Esta afirmação está coerente com o pensamento de Celso Furtado, ainda no início de sua formação em 1948 quando chegou à França para fazer seu doutoramento, observou que o país devastado pela guerra, conseguiu mobilizar toda a sociedade para discutir os interesses comuns. O economista recordou que os franceses afirmavam que o planejamento era necessário para resolver os problemas criados pela devastação da guerra. As livres forças do mercado por si só não poderiam resolver tais problemas estruturais. O Brasil vivia uma situação muito semelhante, principalmente em algumas regiões como o Nordeste, tinha-se uma nação a construir, por isso não podia prescindir do planejamento. O cuidado que se deve ter, recomenda Furtado, é não tomar o planejamento como uma camisa-de-força, e que venha sufocar a criatividade humana. Furtado acima de tudo era um homem das luzes, um iluminista, que acreditava na ciência e no progresso técnico e na liberdade.

[1] Alexander Gerschenkron nasceu em Odessa (Rússia), em 1904. Na década de 1920 seu pai imigrou para Viena. Na Áustria, Gerschenkron ingressou na Escola Nacional de Economia da Universidade de Viena, onde obteve o título de bacharel defendendo uma tese que tratava do futuro da democracia marxista naquele país. No Brasil, seu livro “O atraso econômico em perspectiva histórica”, editado em 1962, tornou-se leitura obrigatória nas disciplinas de história comparada e de desenvolvimento econômico, num período de intensos debates entre as formulações de inspiração neoclássica, Keynesianas e as teses cepalinas de Celso Furtado e Raúl Prebisch.

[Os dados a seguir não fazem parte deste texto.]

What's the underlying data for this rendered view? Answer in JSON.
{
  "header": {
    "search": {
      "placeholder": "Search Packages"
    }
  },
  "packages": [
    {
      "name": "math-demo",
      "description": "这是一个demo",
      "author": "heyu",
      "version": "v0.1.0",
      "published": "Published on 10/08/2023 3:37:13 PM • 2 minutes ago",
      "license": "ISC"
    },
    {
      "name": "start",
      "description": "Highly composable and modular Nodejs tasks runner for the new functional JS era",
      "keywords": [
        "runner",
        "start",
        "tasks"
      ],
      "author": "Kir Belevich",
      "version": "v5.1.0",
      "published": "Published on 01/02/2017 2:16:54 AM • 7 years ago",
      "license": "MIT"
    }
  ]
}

[2] Claude-Henri de Rouvroy, Conde de Saint-Simon, (1760-1825), filósofo e economista francês é considerado um dos fundadores do socialismo moderno e teórico do socialismo utópico.
[3] Georg Friedrich List (1789 - 1846), economista, um dos fundadores da Escola Histórica Alemã, partidário do protecionismo e da intervenção do Estado para desenvolver a indústria, única forma de superar a pobreza.

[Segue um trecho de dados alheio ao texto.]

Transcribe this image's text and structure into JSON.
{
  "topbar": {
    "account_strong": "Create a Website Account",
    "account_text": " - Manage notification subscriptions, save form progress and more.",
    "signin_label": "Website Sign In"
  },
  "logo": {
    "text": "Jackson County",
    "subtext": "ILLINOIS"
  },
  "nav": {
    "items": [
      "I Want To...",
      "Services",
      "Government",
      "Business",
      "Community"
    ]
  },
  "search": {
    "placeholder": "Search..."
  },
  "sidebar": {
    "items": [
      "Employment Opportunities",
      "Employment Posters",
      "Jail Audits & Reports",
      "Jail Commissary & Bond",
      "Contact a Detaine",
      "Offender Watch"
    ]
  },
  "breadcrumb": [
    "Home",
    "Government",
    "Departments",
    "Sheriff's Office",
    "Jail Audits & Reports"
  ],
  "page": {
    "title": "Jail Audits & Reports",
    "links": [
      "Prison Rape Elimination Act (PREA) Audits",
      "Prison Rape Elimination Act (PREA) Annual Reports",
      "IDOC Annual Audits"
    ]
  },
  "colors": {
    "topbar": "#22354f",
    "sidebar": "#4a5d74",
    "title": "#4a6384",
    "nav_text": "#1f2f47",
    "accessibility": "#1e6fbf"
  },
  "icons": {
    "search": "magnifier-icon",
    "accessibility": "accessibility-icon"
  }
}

[4] Miguel Lemos (1854-1917), filho de um oficial de marinha, nasceu em Niterói, Rio de Janeiro. Aderiu ao positivismo quando estudou na Escola Politécnica do Rio de Janeiro. É considerado o introdutor do positivismo no Brasil e um dos fundadores da Sociedade Positivista Brasileira de 1876. Em viagem à Europa adere à Religião da Humanidade, criada por Augusto Comte e em 1881 funda Igreja Positivista do Brasil, com sede no Rio de Janeiro. Conhecida como Templo da Humanidade, foi o primeiro edifício construído, no mundo, para difundir a Religião da Humanidade. Publicou com Teixeira Mendes "O Apostolado Positivista no Brasil". De sua autoria encontram-se "Pequenos Ensaios Positivistas", "Luís de Camões", "A Questão de Limites entre o Brasil e a Argentina", "Ortografia Positivista" e entre outras. Em 1903, já doente, passou a chefia do Apostolado ao amigo Raimundo Teixeira Mendes. Faleceu afastado da militância positivista, aos 63 anos, na cidade de Petrópolis.

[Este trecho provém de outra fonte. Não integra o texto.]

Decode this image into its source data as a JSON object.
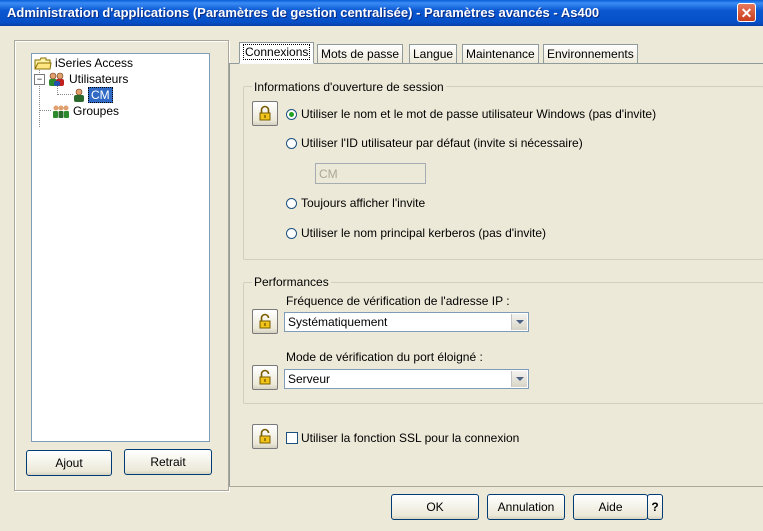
{
  "window": {
    "title": "Administration d'applications (Paramètres de gestion centralisée) - Paramètres avancés - As400"
  },
  "tree": {
    "root": "iSeries Access",
    "users": "Utilisateurs",
    "selected_user": "CM",
    "groups": "Groupes"
  },
  "left_buttons": {
    "add": "Ajout",
    "remove": "Retrait"
  },
  "tabs": [
    "Connexions",
    "Mots de passe",
    "Langue",
    "Maintenance",
    "Environnements"
  ],
  "login_group": {
    "legend": "Informations d'ouverture de session",
    "options": [
      "Utiliser le nom et le mot de passe utilisateur Windows (pas d'invite)",
      "Utiliser l'ID utilisateur par défaut (invite si nécessaire)",
      "Toujours afficher l'invite",
      "Utiliser le nom principal kerberos (pas d'invite)"
    ],
    "selected_index": 0,
    "default_user_id": "CM"
  },
  "performance_group": {
    "legend": "Performances",
    "ip_check_label": "Fréquence de vérification de l'adresse IP :",
    "ip_check_value": "Systématiquement",
    "port_check_label": "Mode de vérification du port éloigné :",
    "port_check_value": "Serveur"
  },
  "ssl": {
    "label": "Utiliser la fonction SSL pour la connexion",
    "checked": false
  },
  "footer": {
    "ok": "OK",
    "cancel": "Annulation",
    "help": "Aide",
    "what": "?"
  },
  "colors": {
    "title_bar": "#0a5fd8",
    "radio_dot": "#21a121",
    "dialog_bg": "#ece9d8"
  }
}
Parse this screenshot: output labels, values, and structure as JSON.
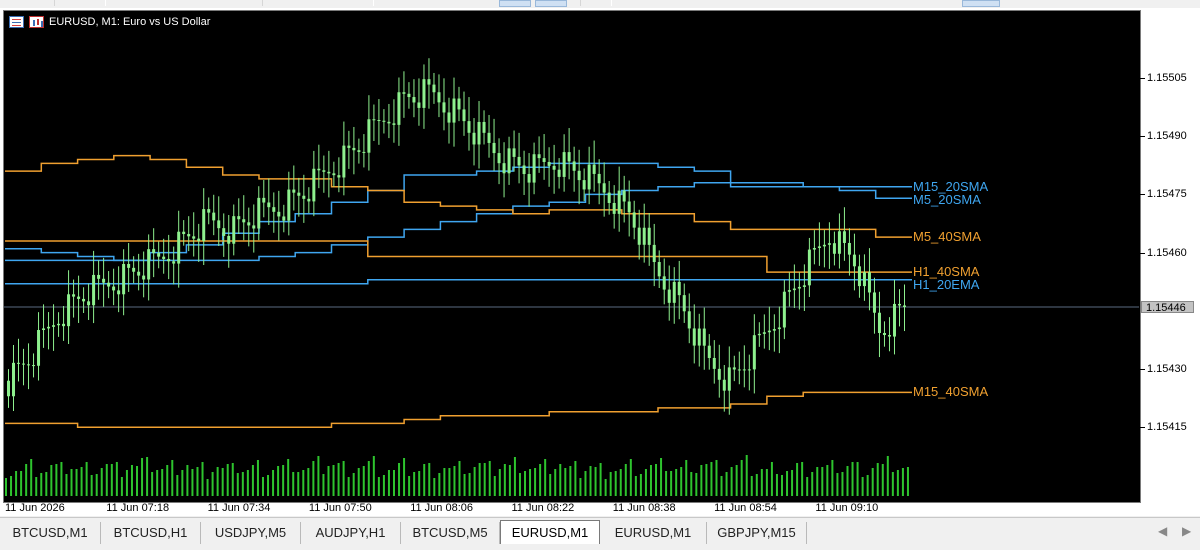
{
  "chart_header": {
    "title": "EURUSD, M1:  Euro vs US Dollar",
    "icons": [
      "list-icon",
      "bar-chart-icon"
    ]
  },
  "price_axis": {
    "ticks": [
      "1.15505",
      "1.15490",
      "1.15475",
      "1.15460",
      "1.15446",
      "1.15430",
      "1.15415"
    ],
    "current_price": "1.15446"
  },
  "time_axis": {
    "ticks": [
      "11 Jun 2026",
      "11 Jun 07:18",
      "11 Jun 07:34",
      "11 Jun 07:50",
      "11 Jun 08:06",
      "11 Jun 08:22",
      "11 Jun 08:38",
      "11 Jun 08:54",
      "11 Jun 09:10"
    ]
  },
  "indicators": [
    {
      "name": "M15_20SMA",
      "color": "#3fa6f0"
    },
    {
      "name": "M5_20SMA",
      "color": "#3fa6f0"
    },
    {
      "name": "M5_40SMA",
      "color": "#f0a030"
    },
    {
      "name": "H1_40SMA",
      "color": "#f0a030"
    },
    {
      "name": "H1_20EMA",
      "color": "#3fa6f0"
    },
    {
      "name": "M15_40SMA",
      "color": "#f0a030"
    }
  ],
  "tabs": [
    "BTCUSD,M1",
    "BTCUSD,H1",
    "USDJPY,M5",
    "AUDJPY,H1",
    "BTCUSD,M5",
    "EURUSD,M1",
    "EURUSD,M1",
    "GBPJPY,M15"
  ],
  "active_tab": "EURUSD,M1",
  "colors": {
    "background": "#000000",
    "bull_candle": "#8ef08e",
    "volume": "#2ec42e",
    "grid_line": "#5a6a80"
  },
  "chart_data": {
    "type": "candlestick",
    "symbol": "EURUSD",
    "timeframe": "M1",
    "ylim": [
      1.15404,
      1.15522
    ],
    "x_start": "11 Jun 2026",
    "series": [
      {
        "name": "M15_20SMA",
        "values": [
          1.15458,
          1.15458,
          1.15458,
          1.15458,
          1.1546,
          1.15462,
          1.15465,
          1.15468,
          1.1547,
          1.15473,
          1.15476,
          1.1548,
          1.1548,
          1.15481,
          1.15482,
          1.15483,
          1.15483,
          1.15483,
          1.15482,
          1.15481,
          1.15477,
          1.15477,
          1.15477,
          1.15477,
          1.15477
        ]
      },
      {
        "name": "M5_20SMA",
        "values": [
          1.15461,
          1.1546,
          1.15459,
          1.15458,
          1.15458,
          1.15458,
          1.15458,
          1.15459,
          1.1546,
          1.15462,
          1.15464,
          1.15466,
          1.15468,
          1.1547,
          1.15472,
          1.15473,
          1.15475,
          1.15476,
          1.15477,
          1.15478,
          1.15478,
          1.15478,
          1.15477,
          1.15476,
          1.15474
        ]
      },
      {
        "name": "M5_40SMA",
        "values": [
          1.15481,
          1.15483,
          1.15484,
          1.15485,
          1.15484,
          1.15482,
          1.1548,
          1.15479,
          1.15479,
          1.15477,
          1.15476,
          1.15473,
          1.15472,
          1.15471,
          1.1547,
          1.15471,
          1.15471,
          1.1547,
          1.1547,
          1.15468,
          1.15466,
          1.15466,
          1.15466,
          1.15466,
          1.15464
        ]
      },
      {
        "name": "H1_40SMA",
        "values": [
          1.15463,
          1.15463,
          1.15463,
          1.15463,
          1.15463,
          1.15463,
          1.15463,
          1.15463,
          1.15463,
          1.15463,
          1.15459,
          1.15459,
          1.15459,
          1.15459,
          1.15459,
          1.15459,
          1.15459,
          1.15459,
          1.15459,
          1.15459,
          1.15459,
          1.15455,
          1.15455,
          1.15455,
          1.15455
        ]
      },
      {
        "name": "H1_20EMA",
        "values": [
          1.15452,
          1.15452,
          1.15452,
          1.15452,
          1.15452,
          1.15452,
          1.15452,
          1.15452,
          1.15452,
          1.15452,
          1.15453,
          1.15453,
          1.15453,
          1.15453,
          1.15453,
          1.15453,
          1.15453,
          1.15453,
          1.15453,
          1.15453,
          1.15453,
          1.15453,
          1.15453,
          1.15453,
          1.15453
        ]
      },
      {
        "name": "M15_40SMA",
        "values": [
          1.15416,
          1.15416,
          1.15415,
          1.15415,
          1.15415,
          1.15415,
          1.15415,
          1.15415,
          1.15415,
          1.15416,
          1.15416,
          1.15417,
          1.15418,
          1.15418,
          1.15418,
          1.15419,
          1.15419,
          1.15419,
          1.1542,
          1.1542,
          1.15421,
          1.15423,
          1.15424,
          1.15424,
          1.15424
        ]
      }
    ],
    "price": [
      1.15427,
      1.15434,
      1.15444,
      1.15449,
      1.15452,
      1.15455,
      1.15458,
      1.15463,
      1.15468,
      1.15466,
      1.1547,
      1.15472,
      1.15476,
      1.15482,
      1.15487,
      1.15494,
      1.155,
      1.15501,
      1.15496,
      1.15489,
      1.15484,
      1.15481,
      1.15484,
      1.1548,
      1.15476,
      1.1547,
      1.15456,
      1.15447,
      1.15433,
      1.15427,
      1.15435,
      1.15445,
      1.15455,
      1.15465,
      1.15458,
      1.1544,
      1.15446
    ],
    "volume": [
      26,
      25,
      27,
      24,
      28,
      30,
      26,
      27,
      25,
      29,
      27,
      26,
      28,
      30,
      27,
      26,
      28,
      29,
      27,
      30,
      31,
      28,
      27,
      26,
      30,
      32,
      28,
      33,
      31,
      30,
      29,
      27,
      28,
      30,
      29,
      31,
      33
    ]
  }
}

[5] Primeira convenção republicana do Brasil, realizada em 18 de abril de 1873, em Itu, São Paulo, na casa do então deputado Prudente de Morais, com representantes republicanos conservadores e liberais. Participaram 133 convencionais, destes 78 eram cafeicultores.
[6] Que o fim do ciclo da atuação positivista ocorreu nos primeiros anos do século XX.